Shane Phillips1, Richard Saunders2

1 Landmark, PO Box 1310, Berri, SA, 5343, [email protected]

2 Dodgshun Medlin, 60 East Terrace, Loxton, SA, 5333

Abstract

The colonisation of pulse crops by rhizobia in the northern mallee of South Australia is at times highly variable and in many cases inadequate for optimum plant growth. The aim of this work was to collate recent research publications to develop a seed coating that would enhance colonisation of seed coated rhizobium onto roots in low rainfall cropping regions such as the northern Mallee of South Australia. The coating of chickpeas, peas and lentils in this trial based out of Loxton with a product based on kelp, zinc, manganese, molybdenum and bacterial suspensions (Foundation TN) at 5L per ton of seed had significant benefits in plant growth and development. There was also a visual reduction in the incidence of root disease in treated plants. Statistically significant yield results were seen with Lentils (614kg/ha control to 677kg/ha coated), Field peas (729kg/ha control to 911kg/ha coated).
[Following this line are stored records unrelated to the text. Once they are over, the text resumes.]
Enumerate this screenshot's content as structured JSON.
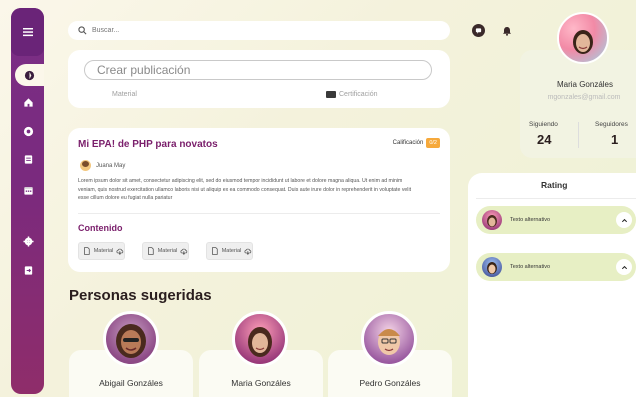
{
  "search": {
    "placeholder": "Buscar..."
  },
  "create_post": {
    "placeholder": "Crear publicación",
    "options": [
      "Material",
      "Certificación"
    ]
  },
  "post": {
    "title": "Mi EPA! de PHP para novatos",
    "grade_label": "Calificación",
    "grade_value": "0/2",
    "author": "Juana May",
    "body": "Lorem ipsum dolor sit amet, consectetur adipiscing elit, sed do eiusmod tempor incididunt ut labore et dolore magna aliqua. Ut enim ad minim veniam, quis nostrud exercitation ullamco laboris nisi ut aliquip ex ea commodo consequat. Duis aute irure dolor in reprehenderit in voluptate velit esse cillum dolore eu fugiat nulla pariatur",
    "content_heading": "Contenido",
    "materials": [
      "Material",
      "Material",
      "Material"
    ]
  },
  "suggested": {
    "title": "Personas sugeridas",
    "people": [
      {
        "name": "Abigail Gonzáles"
      },
      {
        "name": "Maria Gonzáles"
      },
      {
        "name": "Pedro Gonzáles"
      }
    ]
  },
  "profile": {
    "name": "Maria Gonzáles",
    "email": "mgonzales@gmail.com",
    "following_label": "Siguiendo",
    "following_value": "24",
    "followers_label": "Seguidores",
    "followers_value": "1"
  },
  "rating": {
    "title": "Rating",
    "items": [
      {
        "label": "Texto alternativo"
      },
      {
        "label": "Texto alternativo"
      }
    ]
  },
  "colors": {
    "sidebar": "#7b2f86",
    "accent_title": "#7a1e6b",
    "grade_badge": "#f6a93b",
    "rating_item": "#e7efc4"
  },
  "icons": {
    "sidebar": [
      "menu-icon",
      "explore-icon",
      "home-icon",
      "record-icon",
      "document-icon",
      "calendar-icon",
      "settings-icon",
      "logout-icon"
    ],
    "header": [
      "message-icon",
      "notification-icon"
    ]
  }
}
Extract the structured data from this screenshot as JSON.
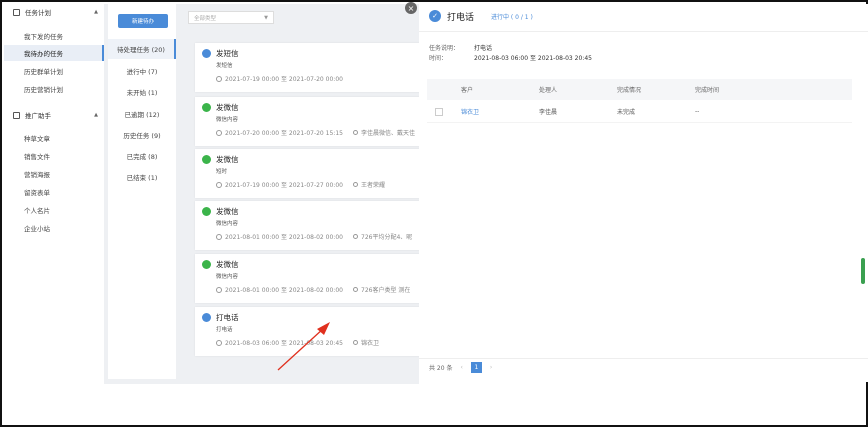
{
  "nav": {
    "group1": "任务计划",
    "group1_items": [
      "我下发的任务",
      "我待办的任务",
      "历史群单计划",
      "历史营销计划"
    ],
    "group2": "推广助手",
    "group2_items": [
      "种草文章",
      "销售文件",
      "营销海报",
      "留资表单",
      "个人名片",
      "企业小站"
    ]
  },
  "toolbar": {
    "new_button": "新建待办",
    "type_placeholder": "全部类型"
  },
  "status_filters": [
    "待处理任务 (20)",
    "进行中 (7)",
    "未开始 (1)",
    "已逾期 (12)",
    "历史任务 (9)",
    "已完成 (8)",
    "已结束 (1)"
  ],
  "tasks": [
    {
      "title": "发短信",
      "sub": "发短信",
      "time": "2021-07-19 00:00 至 2021-07-20 00:00",
      "who": "",
      "icon": "message-icon",
      "color": "#4a8bd8"
    },
    {
      "title": "发微信",
      "sub": "微信内容",
      "time": "2021-07-20 00:00 至 2021-07-20 15:15",
      "who": "李佳晨微信、戴天佳",
      "icon": "wechat-icon",
      "color": "#3bb44a"
    },
    {
      "title": "发微信",
      "sub": "短时",
      "time": "2021-07-19 00:00 至 2021-07-27 00:00",
      "who": "王者荣耀",
      "icon": "wechat-icon",
      "color": "#3bb44a"
    },
    {
      "title": "发微信",
      "sub": "微信内容",
      "time": "2021-08-01 00:00 至 2021-08-02 00:00",
      "who": "726平均分配4、昵",
      "icon": "wechat-icon",
      "color": "#3bb44a"
    },
    {
      "title": "发微信",
      "sub": "微信内容",
      "time": "2021-08-01 00:00 至 2021-08-02 00:00",
      "who": "726客户类型 测在",
      "icon": "wechat-icon",
      "color": "#3bb44a"
    },
    {
      "title": "打电话",
      "sub": "打电话",
      "time": "2021-08-03 06:00 至 2021-08-03 20:45",
      "who": "锦衣卫",
      "icon": "phone-icon",
      "color": "#4a8bd8"
    }
  ],
  "detail": {
    "title": "打电话",
    "status": "进行中 ( 0 / 1 )",
    "desc_label": "任务说明：",
    "desc_value": "打电话",
    "time_label": "时间：",
    "time_value": "2021-08-03 06:00 至 2021-08-03 20:45",
    "columns": [
      "客户",
      "处理人",
      "完成情况",
      "完成时间"
    ],
    "rows": [
      {
        "customer": "锦衣卫",
        "handler": "李佳晨",
        "status": "未完成",
        "done_time": "--"
      }
    ],
    "total": "共 20 条",
    "page": "1"
  }
}
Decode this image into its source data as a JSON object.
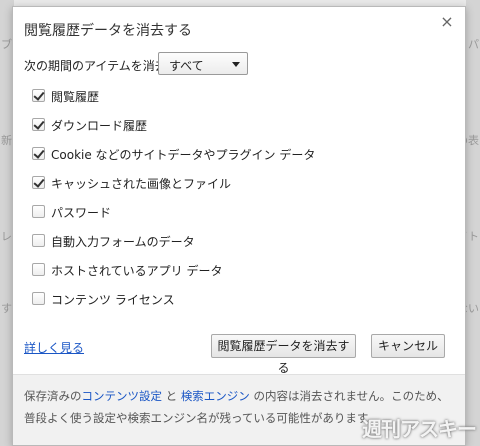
{
  "background": {
    "left_fragments": [
      "ブ",
      "新",
      "レ",
      "す"
    ],
    "right_fragments": [
      "パ",
      "ンの表",
      "イト",
      "ない"
    ]
  },
  "dialog": {
    "title": "閲覧履歴データを消去する",
    "close_glyph": "×"
  },
  "period": {
    "label": "次の期間のアイテムを消去:",
    "selected": "すべて"
  },
  "options": [
    {
      "label": "閲覧履歴",
      "checked": true
    },
    {
      "label": "ダウンロード履歴",
      "checked": true
    },
    {
      "label": "Cookie などのサイトデータやプラグイン データ",
      "checked": true
    },
    {
      "label": "キャッシュされた画像とファイル",
      "checked": true
    },
    {
      "label": "パスワード",
      "checked": false
    },
    {
      "label": "自動入力フォームのデータ",
      "checked": false
    },
    {
      "label": "ホストされているアプリ データ",
      "checked": false
    },
    {
      "label": "コンテンツ ライセンス",
      "checked": false
    }
  ],
  "details_link": "詳しく見る",
  "buttons": {
    "clear": "閲覧履歴データを消去する",
    "cancel": "キャンセル"
  },
  "footer": {
    "text_1": "保存済みの",
    "link_1": "コンテンツ設定",
    "text_2": "と",
    "link_2": "検索エンジン",
    "text_3": "の内容は消去されません。このため、普段よく使う設定や検索エンジン名が残っている可能性があります。"
  },
  "watermark": "週刊アスキー",
  "colors": {
    "link": "#1a56c5",
    "footer_bg": "#f1f1f1"
  }
}
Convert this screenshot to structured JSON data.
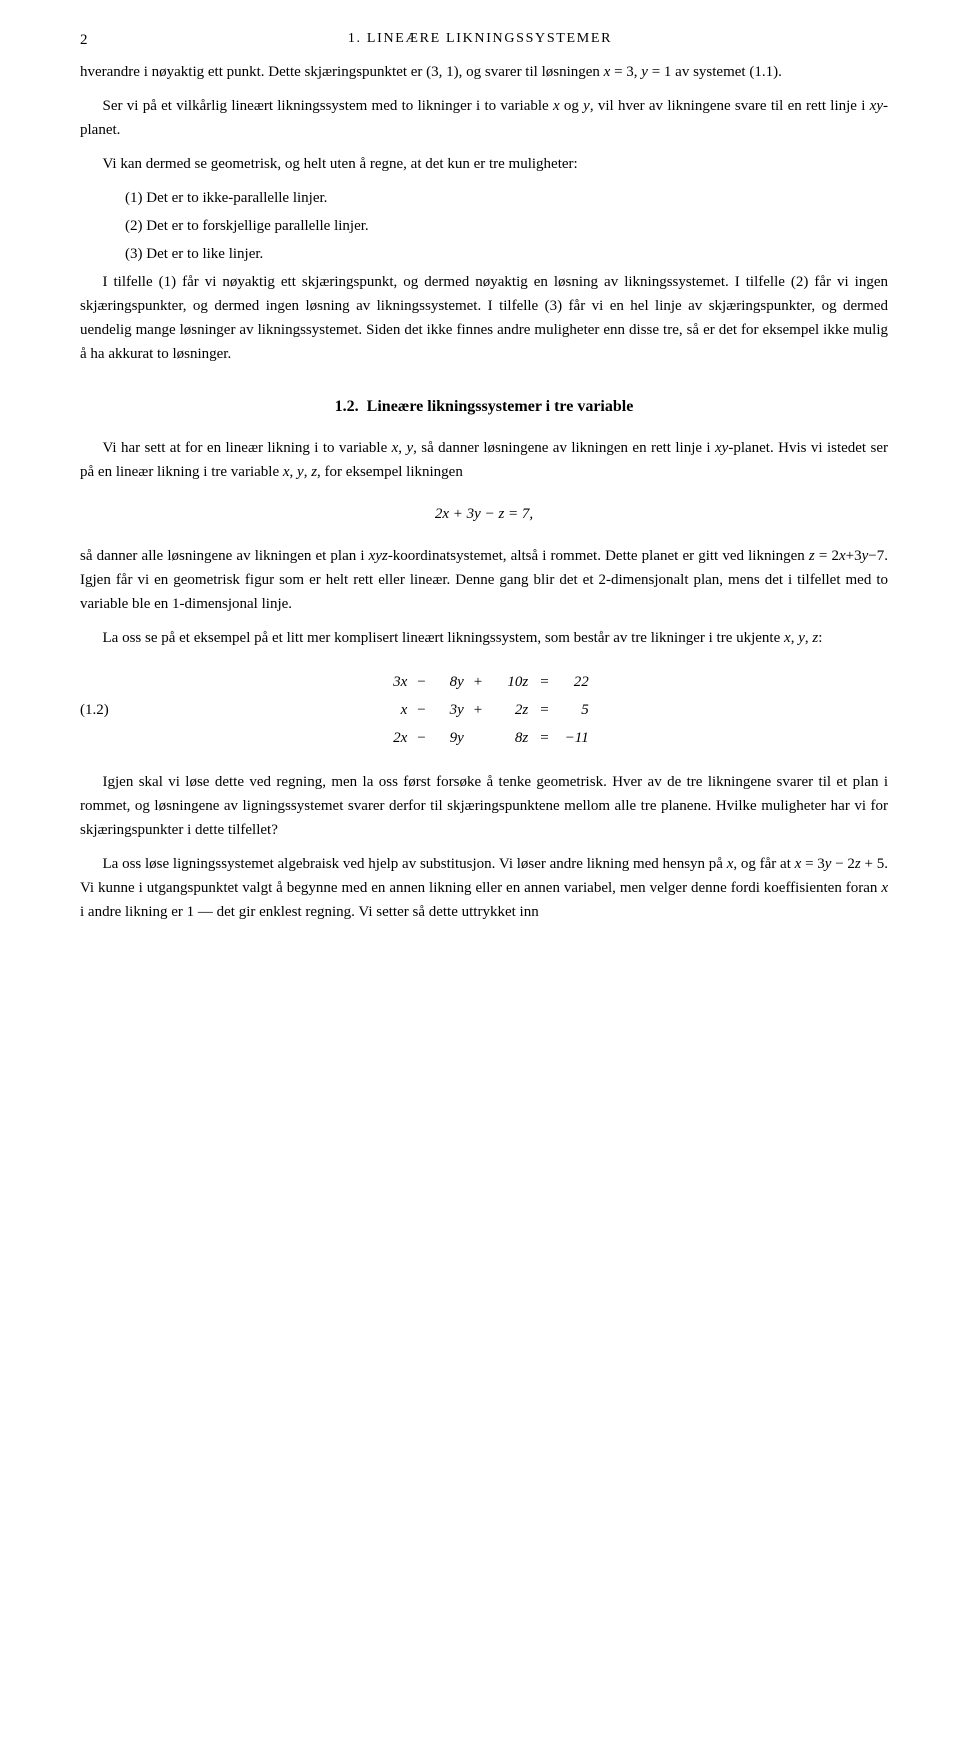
{
  "page": {
    "number": "2",
    "chapter_header": "1. LINEÆRE LIKNINGSSYSTEMER"
  },
  "content": {
    "intro_paragraph": "hverandre i nøyaktig ett punkt. Dette skjæringspunktet er (3, 1), og svarer til løsningen x = 3, y = 1 av systemet (1.1).",
    "paragraph1": "Ser vi på et vilkårlig lineært likningssystem med to likninger i to variable x og y, vil hver av likningene svare til en rett linje i xy-planet.",
    "paragraph2": "Vi kan dermed se geometrisk, og helt uten å regne, at det kun er tre muligheter:",
    "list": [
      "(1) Det er to ikke-parallelle linjer.",
      "(2) Det er to forskjellige parallelle linjer.",
      "(3) Det er to like linjer."
    ],
    "paragraph3": "I tilfelle (1) får vi nøyaktig ett skjæringspunkt, og dermed nøyaktig en løsning av likningssystemet. I tilfelle (2) får vi ingen skjæringspunkter, og dermed ingen løsning av likningssystemet. I tilfelle (3) får vi en hel linje av skjæringspunkter, og dermed uendelig mange løsninger av likningssystemet. Siden det ikke finnes andre muligheter enn disse tre, så er det for eksempel ikke mulig å ha akkurat to løsninger.",
    "section_number": "1.2.",
    "section_title": "Lineære likningssystemer i tre variable",
    "section_paragraph1": "Vi har sett at for en lineær likning i to variable x, y, så danner løsningene av likningen en rett linje i xy-planet. Hvis vi istedet ser på en lineær likning i tre variable x, y, z, for eksempel likningen",
    "equation1": "2x + 3y − z = 7,",
    "section_paragraph2": "så danner alle løsningene av likningen et plan i xyz-koordinatsystemet, altså i rommet. Dette planet er gitt ved likningen z = 2x+3y−7. Igjen får vi en geometrisk figur som er helt rett eller lineær. Denne gang blir det et 2-dimensjonalt plan, mens det i tilfellet med to variable ble en 1-dimensjonal linje.",
    "section_paragraph3": "La oss se på et eksempel på et litt mer komplisert lineært likningssystem, som består av tre likninger i tre ukjente x, y, z:",
    "system_label": "(1.2)",
    "system_rows": [
      {
        "lhs1": "3x",
        "op1": "−",
        "lhs2": "8y",
        "op2": "+",
        "lhs3": "10z",
        "eq": "=",
        "rhs": "22"
      },
      {
        "lhs1": "x",
        "op1": "−",
        "lhs2": "3y",
        "op2": "+",
        "lhs3": "2z",
        "eq": "=",
        "rhs": "5"
      },
      {
        "lhs1": "2x",
        "op1": "−",
        "lhs2": "9y",
        "op2": "",
        "lhs3": "8z",
        "eq": "=",
        "rhs": "−11"
      }
    ],
    "section_paragraph4": "Igjen skal vi løse dette ved regning, men la oss først forsøke å tenke geometrisk. Hver av de tre likningene svarer til et plan i rommet, og løsningene av ligningssystemet svarer derfor til skjæringspunktene mellom alle tre planene. Hvilke muligheter har vi for skjæringspunkter i dette tilfellet?",
    "section_paragraph5": "La oss løse ligningssystemet algebraisk ved hjelp av substitusjon. Vi løser andre likning med hensyn på x, og får at x = 3y − 2z + 5. Vi kunne i utgangspunktet valgt å begynne med en annen likning eller en annen variabel, men velger denne fordi koeffisienten foran x i andre likning er 1 — det gir enklest regning. Vi setter så dette uttrykket inn"
  }
}
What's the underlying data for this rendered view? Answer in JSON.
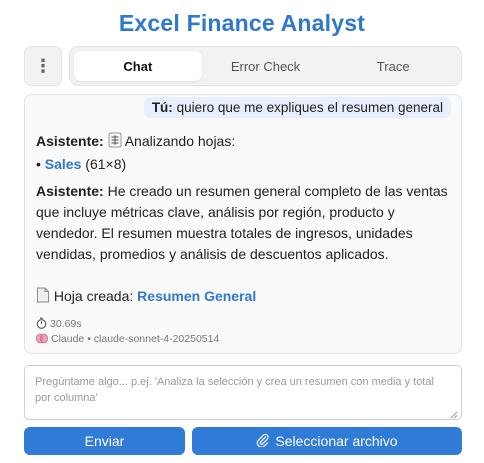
{
  "app": {
    "title": "Excel Finance Analyst"
  },
  "menu": {
    "icon": "⋮"
  },
  "tabs": [
    {
      "label": "Chat",
      "active": true
    },
    {
      "label": "Error Check",
      "active": false
    },
    {
      "label": "Trace",
      "active": false
    }
  ],
  "chat": {
    "user_message": {
      "speaker": "Tú:",
      "text": "quiero que me expliques el resumen general"
    },
    "assistant_1": {
      "speaker": "Asistente:",
      "text": "Analizando hojas:",
      "sheet_bullet": "•",
      "sheet_name": "Sales",
      "sheet_size": "(61×8)"
    },
    "assistant_2": {
      "speaker": "Asistente:",
      "text": "He creado un resumen general completo de las ventas que incluye métricas clave, análisis por región, producto y vendedor. El resumen muestra totales de ingresos, unidades vendidas, promedios y análisis de descuentos aplicados.",
      "created_label": "Hoja creada:",
      "created_sheet": "Resumen General"
    },
    "meta": {
      "duration": "30.69s",
      "model": "Claude • claude-sonnet-4-20250514"
    }
  },
  "input": {
    "placeholder": "Pregúntame algo... p.ej. 'Analiza la selección y crea un resumen con media y total por columna'"
  },
  "buttons": {
    "send": "Enviar",
    "select_file": "Seleccionar archivo"
  },
  "colors": {
    "accent": "#2f78cf",
    "button": "#2f7bd6",
    "user_bubble": "#e6effb"
  }
}
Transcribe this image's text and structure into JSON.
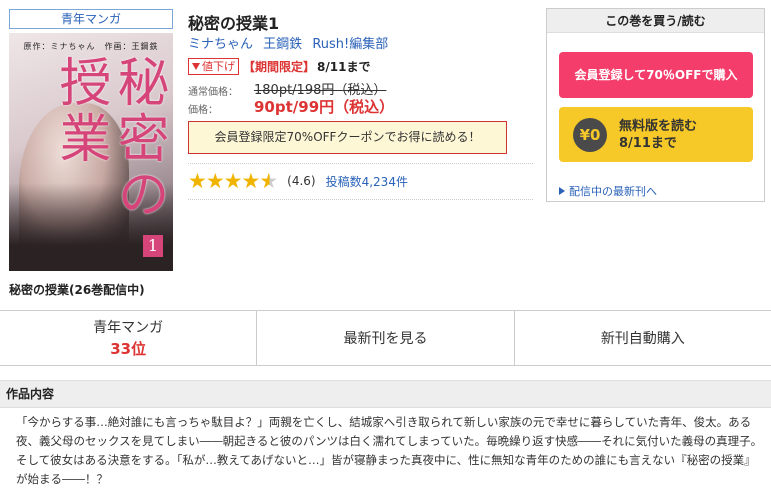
{
  "genre_tag": "青年マンガ",
  "cover": {
    "credit": "原作：ミナちゃん　作画：王鋼鉄",
    "title": "秘密の授業",
    "volume": "1"
  },
  "series_name": "秘密の授業(26巻配信中)",
  "product": {
    "title": "秘密の授業1",
    "authors": [
      "ミナちゃん",
      "王鋼鉄",
      "Rush!編集部"
    ],
    "price_down_badge": "値下げ",
    "limited_label": "【期間限定】",
    "limited_until": "8/11まで",
    "regular_price_label": "通常価格：",
    "regular_price": "180pt/198円（税込）",
    "price_label": "価格：",
    "price": "90pt/99円（税込）",
    "coupon_text": "会員登録限定70%OFFクーポンでお得に読める！",
    "rating_value": 4.6,
    "rating_text": "(4.6)",
    "review_count": "投稿数4,234件"
  },
  "buybox": {
    "header": "この巻を買う/読む",
    "member_button": "会員登録して70％OFFで購入",
    "free_icon": "¥0",
    "free_line1": "無料版を読む",
    "free_line2": "8/11まで",
    "latest_link": "配信中の最新刊へ"
  },
  "actions": {
    "ranking_genre": "青年マンガ",
    "ranking_rank": "33位",
    "latest": "最新刊を見る",
    "auto_buy": "新刊自動購入"
  },
  "description": {
    "heading": "作品内容",
    "body": "「今からする事…絶対誰にも言っちゃ駄目よ？」両親を亡くし、結城家へ引き取られて新しい家族の元で幸せに暮らしていた青年、俊太。ある夜、義父母のセックスを見てしまい――朝起きると彼のパンツは白く濡れてしまっていた。毎晩繰り返す快感――それに気付いた義母の真理子。そして彼女はある決意をする。「私が…教えてあげないと…」皆が寝静まった真夜中に、性に無知な青年のための誰にも言えない『秘密の授業』が始まる――！？"
  },
  "colors": {
    "accent_pink": "#f53d6b",
    "accent_yellow": "#f7c928",
    "link_blue": "#2a62b8",
    "sale_red": "#dd3333"
  }
}
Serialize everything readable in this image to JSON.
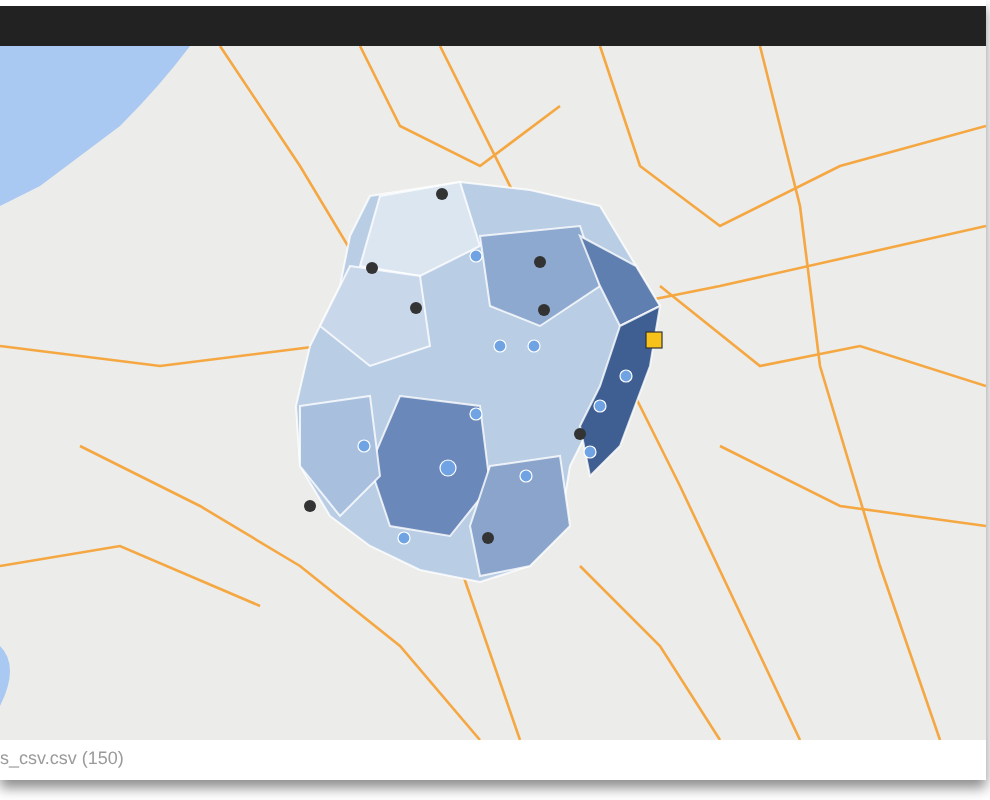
{
  "status_bar": {
    "text": "s_csv.csv (150)"
  }
}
Increases in Chickpeas were not significant (602 to 640kg/ha) but this may have been as a result of the lower seeding rate and severe frosts at flowering. Plants that had coated seeds in conjunction with rhizobia had greater numbers of efficient colonies and reduced root pathogens suggesting that good colonisation by rhizobium suppresses pathogenic infection points.  Trial results over recent years have suggested that appropriate seed coats that enhance root colonisation by rhizobium are highly cost effective and in maximising the symbiotic relationship between rhizobium and the host species.